I held a respectful silence for a few moments, then asked, “Did he truly believe there were great gold deposits still to be found under Copper Mountain?”

“Without Albert, the Roosevelt Company would have failed with Bowerman.” It was then I noticed Edah had been fueling the stove’s flames with pages from copies of her husband’s 1916 Gunnison County book. “So you must understand, for him, it stopped being about gold long ago….”

Before saying farewell to Edah, I asked if I could have several more copies of the Gunnison County prospectus, generally to prevent her from destroying them all. Once back in the Willy’s Overland, I started up the engine, and with my Westerners’ article already writing itself, rode on.

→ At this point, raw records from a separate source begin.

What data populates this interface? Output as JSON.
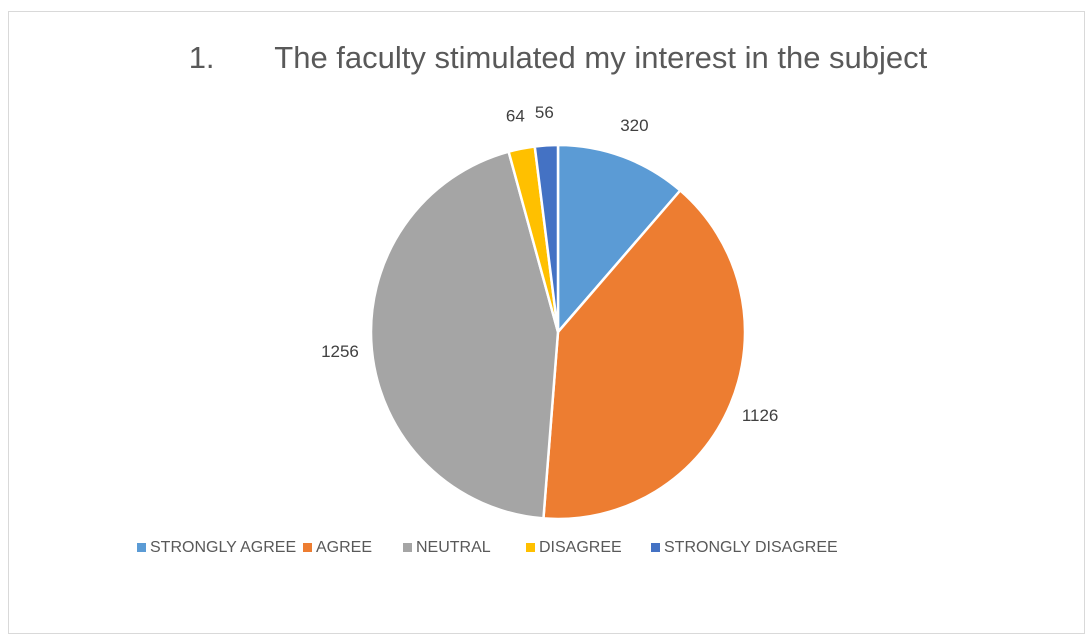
{
  "chart_data": {
    "type": "pie",
    "title": "1.       The faculty stimulated my interest in the subject",
    "categories": [
      "STRONGLY AGREE",
      "AGREE",
      "NEUTRAL",
      "DISAGREE",
      "STRONGLY DISAGREE"
    ],
    "values": [
      320,
      1126,
      1256,
      64,
      56
    ],
    "colors": [
      "#5b9bd5",
      "#ed7d31",
      "#a5a5a5",
      "#ffc000",
      "#4472c4"
    ],
    "legend": "bottom"
  }
}
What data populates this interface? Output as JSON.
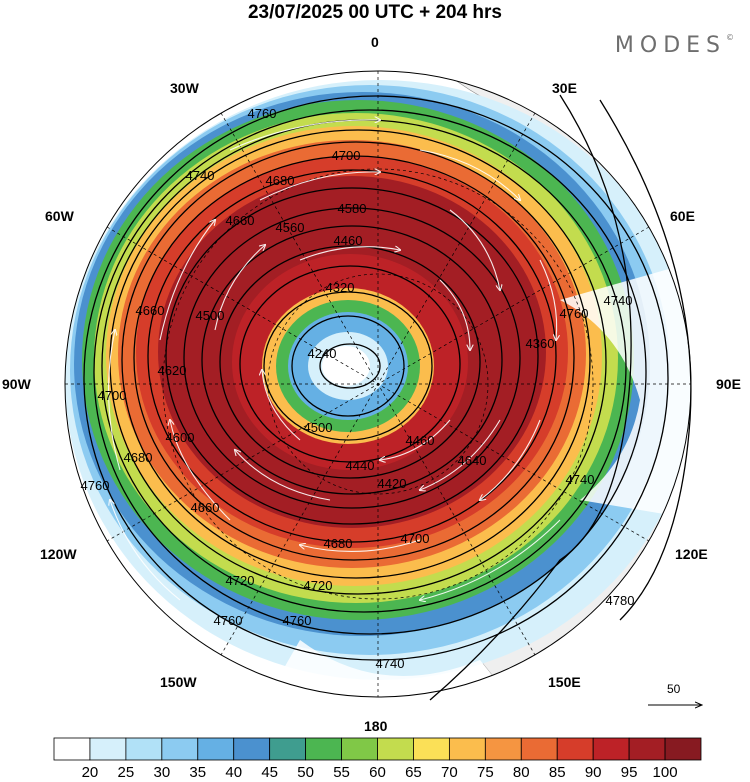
{
  "title": "23/07/2025  00 UTC  + 204 hrs",
  "logo": "MODES",
  "logo_mark": "©",
  "longitude_labels": {
    "top": "0",
    "top_left": "30W",
    "top_right": "30E",
    "upper_left": "60W",
    "upper_right": "60E",
    "left": "90W",
    "right": "90E",
    "lower_left": "120W",
    "lower_right": "120E",
    "bottom_left": "150W",
    "bottom_right": "150E",
    "bottom": "180"
  },
  "contour_labels": [
    "4760",
    "4740",
    "4700",
    "4680",
    "4580",
    "4660",
    "4560",
    "4460",
    "4320",
    "4240",
    "4500",
    "4620",
    "4600",
    "4440",
    "4420",
    "4640",
    "4720",
    "4780",
    "4360"
  ],
  "colorbar": {
    "ticks": [
      "20",
      "25",
      "30",
      "35",
      "40",
      "45",
      "50",
      "55",
      "60",
      "65",
      "70",
      "75",
      "80",
      "85",
      "90",
      "95",
      "100"
    ],
    "colors": [
      "#ffffff",
      "#d6f0fb",
      "#b1e1f7",
      "#8ccbf1",
      "#65b0e4",
      "#4b91cf",
      "#3f9d8f",
      "#4cb651",
      "#80c847",
      "#c3dc4e",
      "#fbe057",
      "#fbbd4d",
      "#f59541",
      "#ea6b34",
      "#d63d2a",
      "#bd2227",
      "#a31e24",
      "#871a21"
    ]
  },
  "reference_vector": {
    "label": "50"
  },
  "chart_data": {
    "type": "map",
    "projection": "south polar stereographic",
    "fields": [
      {
        "name": "geopotential height contours",
        "levels": [
          4240,
          4320,
          4360,
          4420,
          4440,
          4460,
          4500,
          4560,
          4580,
          4600,
          4620,
          4640,
          4660,
          4680,
          4700,
          4720,
          4740,
          4760,
          4780
        ]
      },
      {
        "name": "wind speed shading",
        "levels": [
          20,
          25,
          30,
          35,
          40,
          45,
          50,
          55,
          60,
          65,
          70,
          75,
          80,
          85,
          90,
          95,
          100
        ]
      },
      {
        "name": "wind streamlines",
        "reference_speed": 50
      }
    ]
  }
}
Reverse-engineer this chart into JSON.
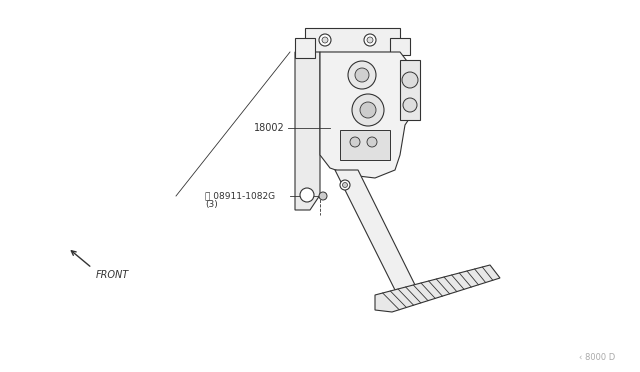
{
  "background_color": "#ffffff",
  "line_color": "#333333",
  "text_color": "#333333",
  "fig_width": 6.4,
  "fig_height": 3.72,
  "label_18002": "18002",
  "label_part": "Ⓝ 08911-1082G",
  "label_part2": "(3)",
  "label_front": "FRONT",
  "label_ref": "‹ 8000 D",
  "dpi": 100
}
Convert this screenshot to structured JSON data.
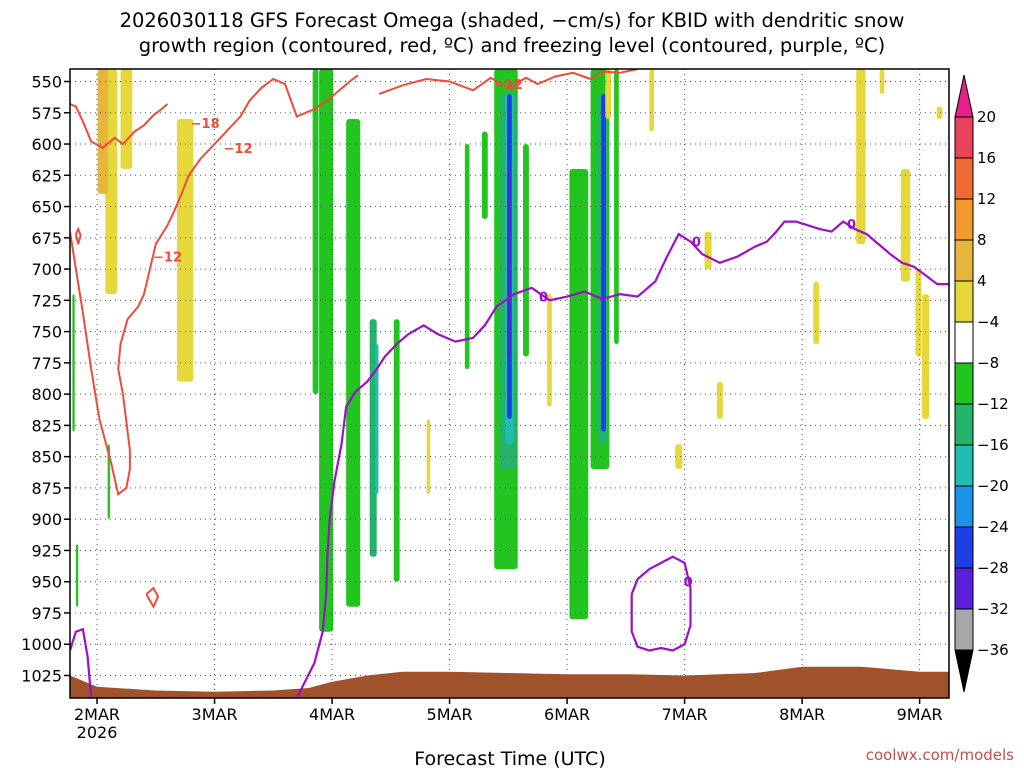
{
  "chart_data": {
    "type": "time-height-contour",
    "title_line1": "2026030118 GFS Forecast Omega (shaded, −cm/s) for KBID with dendritic snow",
    "title_line2": "growth region (contoured, red, ºC) and freezing level (contoured, purple, ºC)",
    "xlabel": "Forecast Time (UTC)",
    "credit": "coolwx.com/models",
    "x_ticks": [
      {
        "label": "2MAR",
        "sub": "2026",
        "day": 2
      },
      {
        "label": "3MAR",
        "day": 3
      },
      {
        "label": "4MAR",
        "day": 4
      },
      {
        "label": "5MAR",
        "day": 5
      },
      {
        "label": "6MAR",
        "day": 6
      },
      {
        "label": "7MAR",
        "day": 7
      },
      {
        "label": "8MAR",
        "day": 8
      },
      {
        "label": "9MAR",
        "day": 9
      }
    ],
    "xlim_days": [
      1.77,
      9.25
    ],
    "ylim_hpa": [
      1043,
      540
    ],
    "y_ticks": [
      "550",
      "575",
      "600",
      "625",
      "650",
      "675",
      "700",
      "725",
      "750",
      "775",
      "800",
      "825",
      "850",
      "875",
      "900",
      "925",
      "950",
      "975",
      "1000",
      "1025"
    ],
    "colorbar": {
      "labels": [
        "20",
        "16",
        "12",
        "8",
        "4",
        "−4",
        "−8",
        "−12",
        "−16",
        "−20",
        "−24",
        "−28",
        "−32",
        "−36"
      ],
      "colors": [
        "#e8435a",
        "#f06a36",
        "#f29a2e",
        "#e6b53c",
        "#e6d83a",
        "#ffffff",
        "#22c41f",
        "#23b36b",
        "#21bdb4",
        "#1c92e8",
        "#1f3fe6",
        "#5a1fd8",
        "#a010d0",
        "#a8a8a8"
      ],
      "top_arrow": "#e8208a",
      "bottom_arrow": "#000000"
    },
    "contour_labels": {
      "dgz_warm": "−12",
      "dgz_cold": "−18",
      "freezing": "0"
    },
    "dgz_m12_contour": [
      [
        1.77,
        670
      ],
      [
        1.82,
        700
      ],
      [
        1.88,
        735
      ],
      [
        1.95,
        780
      ],
      [
        2.02,
        820
      ],
      [
        2.12,
        855
      ],
      [
        2.18,
        880
      ],
      [
        2.25,
        875
      ],
      [
        2.28,
        860
      ],
      [
        2.28,
        845
      ],
      [
        2.26,
        830
      ],
      [
        2.22,
        800
      ],
      [
        2.18,
        780
      ],
      [
        2.2,
        760
      ],
      [
        2.26,
        740
      ],
      [
        2.35,
        730
      ],
      [
        2.4,
        720
      ],
      [
        2.45,
        700
      ],
      [
        2.5,
        680
      ],
      [
        2.6,
        665
      ],
      [
        2.65,
        655
      ],
      [
        2.72,
        640
      ],
      [
        2.78,
        625
      ],
      [
        2.88,
        612
      ],
      [
        3.0,
        600
      ],
      [
        3.1,
        590
      ],
      [
        3.22,
        578
      ],
      [
        3.3,
        565
      ],
      [
        3.4,
        555
      ],
      [
        3.5,
        548
      ],
      [
        3.6,
        552
      ],
      [
        3.7,
        578
      ],
      [
        3.85,
        572
      ],
      [
        3.95,
        566
      ],
      [
        4.05,
        558
      ],
      [
        4.15,
        550
      ],
      [
        4.22,
        545
      ]
    ],
    "dgz_m18_contour": [
      [
        1.77,
        568
      ],
      [
        1.82,
        570
      ],
      [
        1.88,
        582
      ],
      [
        1.95,
        598
      ],
      [
        2.05,
        603
      ],
      [
        2.15,
        595
      ],
      [
        2.22,
        600
      ],
      [
        2.32,
        590
      ],
      [
        2.4,
        585
      ],
      [
        2.48,
        577
      ],
      [
        2.55,
        572
      ],
      [
        2.6,
        568
      ]
    ],
    "dgz_low_loop": [
      [
        1.82,
        672
      ],
      [
        1.84,
        668
      ],
      [
        1.86,
        673
      ],
      [
        1.84,
        680
      ],
      [
        1.82,
        672
      ]
    ],
    "dgz_small_loop": [
      [
        2.42,
        960
      ],
      [
        2.48,
        955
      ],
      [
        2.52,
        962
      ],
      [
        2.48,
        970
      ],
      [
        2.42,
        960
      ]
    ],
    "dgz_upper_right": [
      [
        4.4,
        560
      ],
      [
        4.6,
        553
      ],
      [
        4.8,
        548
      ],
      [
        5.0,
        550
      ],
      [
        5.2,
        557
      ],
      [
        5.35,
        547
      ],
      [
        5.5,
        555
      ],
      [
        5.65,
        547
      ],
      [
        5.75,
        552
      ],
      [
        5.9,
        546
      ],
      [
        6.05,
        543
      ],
      [
        6.2,
        548
      ],
      [
        6.3,
        542
      ],
      [
        6.45,
        543
      ],
      [
        6.6,
        540
      ]
    ],
    "freezing_contour": [
      [
        1.77,
        1005
      ],
      [
        1.82,
        990
      ],
      [
        1.88,
        988
      ],
      [
        1.92,
        1010
      ],
      [
        1.95,
        1043
      ]
    ],
    "freezing_main": [
      [
        3.7,
        1043
      ],
      [
        3.85,
        1015
      ],
      [
        3.92,
        990
      ],
      [
        3.95,
        960
      ],
      [
        3.96,
        930
      ],
      [
        3.98,
        900
      ],
      [
        4.02,
        870
      ],
      [
        4.08,
        840
      ],
      [
        4.12,
        810
      ],
      [
        4.2,
        798
      ],
      [
        4.3,
        790
      ],
      [
        4.38,
        780
      ],
      [
        4.45,
        770
      ],
      [
        4.55,
        760
      ],
      [
        4.65,
        752
      ],
      [
        4.78,
        745
      ],
      [
        4.9,
        752
      ],
      [
        5.05,
        758
      ],
      [
        5.2,
        755
      ],
      [
        5.3,
        745
      ],
      [
        5.4,
        730
      ],
      [
        5.55,
        720
      ],
      [
        5.7,
        715
      ],
      [
        5.85,
        725
      ],
      [
        6.0,
        722
      ],
      [
        6.15,
        718
      ],
      [
        6.3,
        724
      ],
      [
        6.45,
        720
      ],
      [
        6.6,
        722
      ],
      [
        6.75,
        710
      ],
      [
        6.85,
        690
      ],
      [
        6.95,
        672
      ],
      [
        7.05,
        678
      ],
      [
        7.15,
        688
      ],
      [
        7.3,
        695
      ],
      [
        7.45,
        690
      ],
      [
        7.6,
        682
      ],
      [
        7.7,
        678
      ],
      [
        7.78,
        670
      ],
      [
        7.85,
        662
      ],
      [
        7.95,
        662
      ],
      [
        8.05,
        665
      ],
      [
        8.15,
        668
      ],
      [
        8.25,
        670
      ],
      [
        8.35,
        662
      ],
      [
        8.45,
        668
      ],
      [
        8.55,
        672
      ],
      [
        8.65,
        680
      ],
      [
        8.75,
        688
      ],
      [
        8.85,
        695
      ],
      [
        8.95,
        698
      ],
      [
        9.05,
        705
      ],
      [
        9.15,
        712
      ],
      [
        9.25,
        712
      ]
    ],
    "freezing_loop": [
      [
        6.55,
        960
      ],
      [
        6.6,
        948
      ],
      [
        6.7,
        940
      ],
      [
        6.8,
        935
      ],
      [
        6.9,
        930
      ],
      [
        7.0,
        935
      ],
      [
        7.05,
        955
      ],
      [
        7.05,
        985
      ],
      [
        7.0,
        1000
      ],
      [
        6.9,
        1005
      ],
      [
        6.8,
        1003
      ],
      [
        6.7,
        1005
      ],
      [
        6.6,
        1002
      ],
      [
        6.55,
        990
      ],
      [
        6.55,
        960
      ]
    ],
    "omega_bands": [
      {
        "day": 1.8,
        "top": 720,
        "bot": 830,
        "w": 0.02,
        "color": "#22c41f"
      },
      {
        "day": 2.04,
        "top": 540,
        "bot": 560,
        "w": 0.03,
        "color": "#22c41f"
      },
      {
        "day": 2.1,
        "top": 840,
        "bot": 900,
        "w": 0.02,
        "color": "#22c41f"
      },
      {
        "day": 2.12,
        "top": 540,
        "bot": 720,
        "w": 0.1,
        "color": "#e6d83a"
      },
      {
        "day": 2.05,
        "top": 540,
        "bot": 640,
        "w": 0.09,
        "color": "#e6b53c"
      },
      {
        "day": 2.25,
        "top": 540,
        "bot": 620,
        "w": 0.1,
        "color": "#e6d83a"
      },
      {
        "day": 1.83,
        "top": 920,
        "bot": 970,
        "w": 0.02,
        "color": "#22c41f"
      },
      {
        "day": 2.75,
        "top": 580,
        "bot": 790,
        "w": 0.14,
        "color": "#e6d83a"
      },
      {
        "day": 3.86,
        "top": 540,
        "bot": 800,
        "w": 0.05,
        "color": "#22c41f"
      },
      {
        "day": 3.95,
        "top": 540,
        "bot": 990,
        "w": 0.12,
        "color": "#22c41f"
      },
      {
        "day": 4.18,
        "top": 580,
        "bot": 970,
        "w": 0.12,
        "color": "#22c41f"
      },
      {
        "day": 4.35,
        "top": 740,
        "bot": 930,
        "w": 0.06,
        "color": "#23b36b"
      },
      {
        "day": 4.38,
        "top": 760,
        "bot": 880,
        "w": 0.03,
        "color": "#21bdb4"
      },
      {
        "day": 4.55,
        "top": 740,
        "bot": 950,
        "w": 0.05,
        "color": "#22c41f"
      },
      {
        "day": 4.82,
        "top": 820,
        "bot": 880,
        "w": 0.03,
        "color": "#e6d83a"
      },
      {
        "day": 5.15,
        "top": 600,
        "bot": 780,
        "w": 0.04,
        "color": "#22c41f"
      },
      {
        "day": 5.3,
        "top": 590,
        "bot": 660,
        "w": 0.05,
        "color": "#22c41f"
      },
      {
        "day": 5.48,
        "top": 540,
        "bot": 940,
        "w": 0.2,
        "color": "#22c41f"
      },
      {
        "day": 5.5,
        "top": 560,
        "bot": 860,
        "w": 0.14,
        "color": "#23b36b"
      },
      {
        "day": 5.51,
        "top": 560,
        "bot": 840,
        "w": 0.07,
        "color": "#21bdb4"
      },
      {
        "day": 5.51,
        "top": 560,
        "bot": 820,
        "w": 0.04,
        "color": "#1f3fe6"
      },
      {
        "day": 5.5,
        "top": 620,
        "bot": 770,
        "w": 0.02,
        "color": "#5a1fd8"
      },
      {
        "day": 5.65,
        "top": 600,
        "bot": 770,
        "w": 0.05,
        "color": "#22c41f"
      },
      {
        "day": 5.85,
        "top": 720,
        "bot": 810,
        "w": 0.04,
        "color": "#e6d83a"
      },
      {
        "day": 6.1,
        "top": 620,
        "bot": 980,
        "w": 0.16,
        "color": "#22c41f"
      },
      {
        "day": 6.28,
        "top": 540,
        "bot": 860,
        "w": 0.16,
        "color": "#22c41f"
      },
      {
        "day": 6.3,
        "top": 560,
        "bot": 840,
        "w": 0.08,
        "color": "#23b36b"
      },
      {
        "day": 6.31,
        "top": 560,
        "bot": 830,
        "w": 0.04,
        "color": "#1f3fe6"
      },
      {
        "day": 6.42,
        "top": 540,
        "bot": 760,
        "w": 0.04,
        "color": "#22c41f"
      },
      {
        "day": 6.72,
        "top": 540,
        "bot": 590,
        "w": 0.04,
        "color": "#e6d83a"
      },
      {
        "day": 7.2,
        "top": 670,
        "bot": 700,
        "w": 0.06,
        "color": "#e6d83a"
      },
      {
        "day": 6.95,
        "top": 840,
        "bot": 860,
        "w": 0.06,
        "color": "#e6d83a"
      },
      {
        "day": 7.3,
        "top": 790,
        "bot": 820,
        "w": 0.05,
        "color": "#e6d83a"
      },
      {
        "day": 8.12,
        "top": 710,
        "bot": 760,
        "w": 0.05,
        "color": "#e6d83a"
      },
      {
        "day": 8.5,
        "top": 540,
        "bot": 680,
        "w": 0.08,
        "color": "#e6d83a"
      },
      {
        "day": 8.68,
        "top": 540,
        "bot": 560,
        "w": 0.04,
        "color": "#e6d83a"
      },
      {
        "day": 8.88,
        "top": 620,
        "bot": 710,
        "w": 0.08,
        "color": "#e6d83a"
      },
      {
        "day": 8.99,
        "top": 700,
        "bot": 770,
        "w": 0.05,
        "color": "#e6d83a"
      },
      {
        "day": 9.05,
        "top": 720,
        "bot": 820,
        "w": 0.06,
        "color": "#e6d83a"
      },
      {
        "day": 9.17,
        "top": 570,
        "bot": 580,
        "w": 0.05,
        "color": "#e6d83a"
      },
      {
        "day": 6.35,
        "top": 540,
        "bot": 580,
        "w": 0.05,
        "color": "#e6d83a"
      }
    ],
    "terrain": {
      "color": "#a0522d",
      "points": [
        [
          1.77,
          1025
        ],
        [
          2.0,
          1034
        ],
        [
          2.5,
          1037
        ],
        [
          3.0,
          1038
        ],
        [
          3.5,
          1037
        ],
        [
          3.8,
          1035
        ],
        [
          4.0,
          1030
        ],
        [
          4.3,
          1025
        ],
        [
          4.6,
          1022
        ],
        [
          5.0,
          1022
        ],
        [
          5.5,
          1023
        ],
        [
          6.0,
          1024
        ],
        [
          6.5,
          1024
        ],
        [
          7.0,
          1025
        ],
        [
          7.3,
          1024
        ],
        [
          7.6,
          1023
        ],
        [
          8.0,
          1018
        ],
        [
          8.5,
          1018
        ],
        [
          9.0,
          1022
        ],
        [
          9.25,
          1022
        ]
      ]
    }
  }
}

I heard a few years later that Edah had moved to Gunnison to live with her daughter, Pauline Laqua. In May 1956, Edah (Larson) Nelson died in a Pueblo hospital at age 75. She was buried in Pueblo’s Masons and Odd Fellows Cemetery. The husband to whom she was so loyal, Albert P. Nelson, 1869-1945, was buried in the Gunnison County Cemetery. b

Why A PAPER TRAILS series?

Most days we make use of trails: for driving, walking, skiing and biking. Likewise, in journeying into the past, we often travel via paper trails: books, maps, photographs and documents. They bring vitality and clarity to our blurred history. My rediscovery of the forgotten town of Bowerman and the Box Canyon Mining District began with a 1914 stock certificate, for The Camp Bird Mining, Leasing and Power Company. From there, the trail led me into an unfamiliar part of Gunnison County and revealed such intriguing stories. That stock certificate made me realize that most every historic document could be a portal to a fascinating paper trail.